Guardian sport 

Jemma Reekie and Laura Muir storm to Diamond League victories in Stockholm

Jemma Reekie continued a fine season for Britain’s women’s 800m runners while her fellow Scot Muir kicked to a convincing 1500m win
  
  

Jemma Reekie crosses the line in the 800m
Jemma Reekie’s 800m time of 1:57:79 means she now has two of the 10 best times in the world this year. Photograph: Maja Hitij/Getty Images

Jemma Reekie continued a sensational season of 800m running for Britain’s women as she led home four sub-two minute runners at the Diamond League meeting in Stockholm.

Reekie’s run of 1:57:79 means she now has the fourth- and ninth-best times of the year worldwide, in a top-10 list bookended by British runners, with Keely Hodgkinson’s 1:55:78 leading the way in 2024 and 17-year-old Phoebe Gill’s breakthrough run of 1:57:86 in 10th.

In Sweden Reekie finished almost a second clear of Kenya’s Vivian Chebet Kiprotich and a personal best of 1:59:59 from Eveliina Määttänen of Finland, while Ethiopia’s Nigist Getachew also dipped under the two-minute mark.

Laura Muir provided another British middle distance victory in the 1500m, the class of the field providing a trademark kick to sprint clear from the final bend to win in 3:57:99 ahead of Kenya’s Edinah Jebitok and Australia’s Georgia Griffith.

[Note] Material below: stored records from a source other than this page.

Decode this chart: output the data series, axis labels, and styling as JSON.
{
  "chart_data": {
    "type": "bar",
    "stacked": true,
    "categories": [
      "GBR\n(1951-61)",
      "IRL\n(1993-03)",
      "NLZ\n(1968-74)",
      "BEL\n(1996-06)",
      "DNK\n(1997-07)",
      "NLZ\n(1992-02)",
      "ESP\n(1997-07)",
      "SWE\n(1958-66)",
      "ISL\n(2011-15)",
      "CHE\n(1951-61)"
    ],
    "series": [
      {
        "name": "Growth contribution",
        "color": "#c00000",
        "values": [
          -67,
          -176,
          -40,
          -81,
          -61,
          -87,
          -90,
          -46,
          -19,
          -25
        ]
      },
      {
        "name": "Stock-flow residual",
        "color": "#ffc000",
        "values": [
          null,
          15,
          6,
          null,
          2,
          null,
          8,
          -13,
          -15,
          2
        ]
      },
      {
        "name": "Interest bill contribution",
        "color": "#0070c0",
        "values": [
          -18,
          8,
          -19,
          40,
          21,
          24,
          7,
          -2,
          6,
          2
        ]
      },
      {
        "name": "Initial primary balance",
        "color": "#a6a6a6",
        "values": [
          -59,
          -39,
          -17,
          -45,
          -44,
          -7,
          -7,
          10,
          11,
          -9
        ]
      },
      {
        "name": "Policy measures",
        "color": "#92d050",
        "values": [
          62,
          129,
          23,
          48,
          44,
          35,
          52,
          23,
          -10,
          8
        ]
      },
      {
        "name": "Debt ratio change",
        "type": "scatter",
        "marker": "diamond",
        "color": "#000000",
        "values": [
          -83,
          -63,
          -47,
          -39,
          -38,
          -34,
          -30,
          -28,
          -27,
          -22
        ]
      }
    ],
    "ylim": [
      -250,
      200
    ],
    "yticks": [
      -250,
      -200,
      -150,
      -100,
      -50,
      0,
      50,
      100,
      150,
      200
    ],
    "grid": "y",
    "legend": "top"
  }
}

Quincy Hall and Vernon Norwood made it an American one-two in the men’s 400m, with Hall contributing a season’s best of 44:68 to pip his compatriot’s 44:80. Zakithi Nene of South Africa was third in 45:29.

The home faithful were thrilled by Armand Duplantis’s victory in the men’s pole vault after a gripping head-to-head with Sam Kendricks of the USA. After the pair both cleared 5.90m at the first attempt, they skipped a height and the Swede cleared 6m at the first attempt, with the American unable to follow suit.

In the women’s 200m, Jamaica’s Shericka Jackson won in a season’s best 22.69, with local favourite Julia Henriksson roared on to a personal-best 22.89 in second and Britain’s Amy Hunt in third with 22.92.

In the men’s 800m, the final track event of the evening, Jake Wightman could only manage eighth as he continued his comeback following injuries that scuppered his 1500m world title defence last year. A frantic race was won by Algeria’s Djamel Sedjati in 1:43:23, ahead of Bryce Hoppel of the USA and Botswana’s Tshepiso Masalela, with Wightman’s fellow Britons Ben Pattison and Elliot Giles fourth and sixth respectively.